Anyone ever used this? How does it compare to, lets say, ADA aqua soil?

I can't find too too much by google searching. They claim it enhances plant's natural colours/reds and encourages proper plant development.

I would just go with aquasoil, but I've obtained a bunch of gift cards for a big box store that only carries tropica's soil, flourite and eco-comp. I want something different than flourite/eco-comp.


----------



## Jeff5614 (Dec 29, 2005)

You might find more users over on UKAPS.org.

https://www.ukaps.org/forum/threads/feedback-from-tropica-soil-users.37603/

https://www.ukaps.org/forum/threads/tropica-aquarium-soil.40137/


----------



## charlie 1 (Oct 22, 2006)

I have multiple tanks and have used both along with Netlea soil.
I honestly have not noticed any significant advantages of one over the other in relation to plant growth.
Regards


----------



## TeteRouge (Jul 26, 2009)

I have used it with no problems, I have 3 healthy tanks with it. I cannot compare as such, as it is the only planting specific substrate I have used. Similar to your situation, at the time it was the only in-stock available -part of a store credit purchase.


----------



## iamaloner (Jul 10, 2017)

I have used tropica and ADA and eco complete. 

My ADA Africana is breaking down after 21 months. I regret buying it as this is my main display tank now. And a very thin layer on top is turning powdery making it hard to clean the substrate. Not sure if Amazonia or the Malay one are any different. This is a 80 gallon tank. 

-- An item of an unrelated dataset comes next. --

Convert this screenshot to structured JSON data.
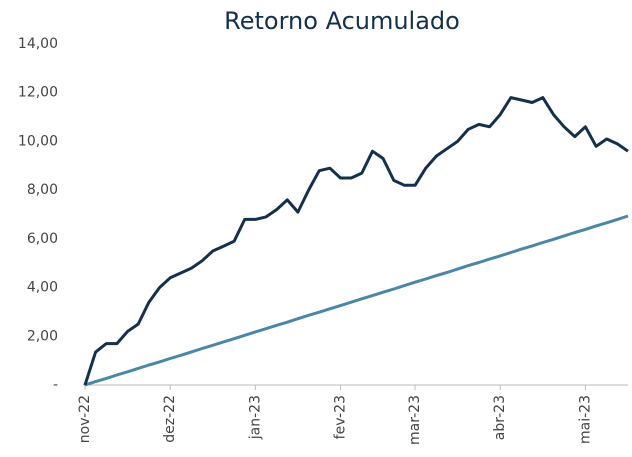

Tropica I have in a nano 7 gallon. Does well. Has held strong for over 3 years. Low tech no co2 no ferts plants grow very well. 

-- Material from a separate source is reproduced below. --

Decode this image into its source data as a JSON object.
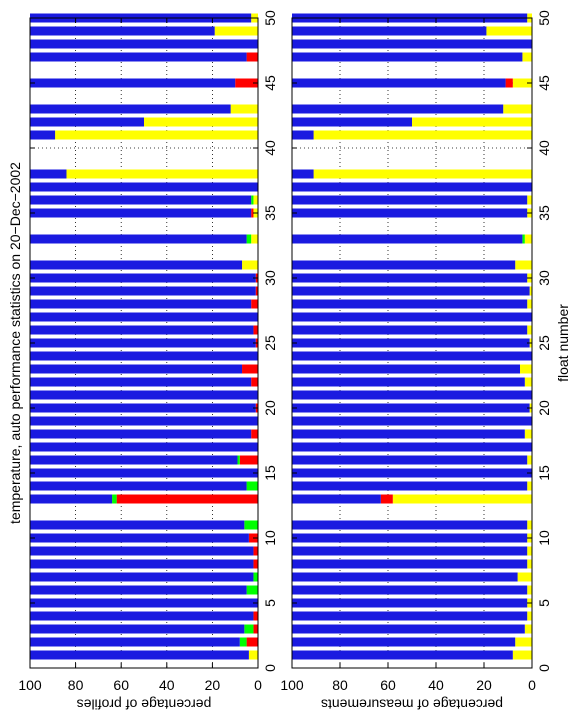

Ecomplete is my fav to be honest. It's hard as a rock and hasn't broken down since I first used it 4.5-5 years ago. It's in a 10 gallon tank. 

I'm planning on setting up more tanks. Maybe a new 120 gallon display or 2 stacked 55 gallon grow outs and I'm going back to eco complete. 

Sent from my PH-1 using Tapatalk


----------



## Quagulator (May 4, 2015)

iamaloner said:


> I have used tropica and ADA and eco complete.
> 
> My ADA Africana is breaking down after 21 months. I regret buying it as this is my main display tank now. And a very thin layer on top is turning powdery making it hard to clean the substrate. Not sure if Amazonia or the Malay one are any different. This is a 80 gallon tank.
> 
> ...




Thanks, I ended up saving some money and using some existing fluorite and some new fluorite. I like it over eco complete, nicer grain size, stays a nice black colour and grows plants just as well in my experience


Sent from my iPhone using Tapatalk


----------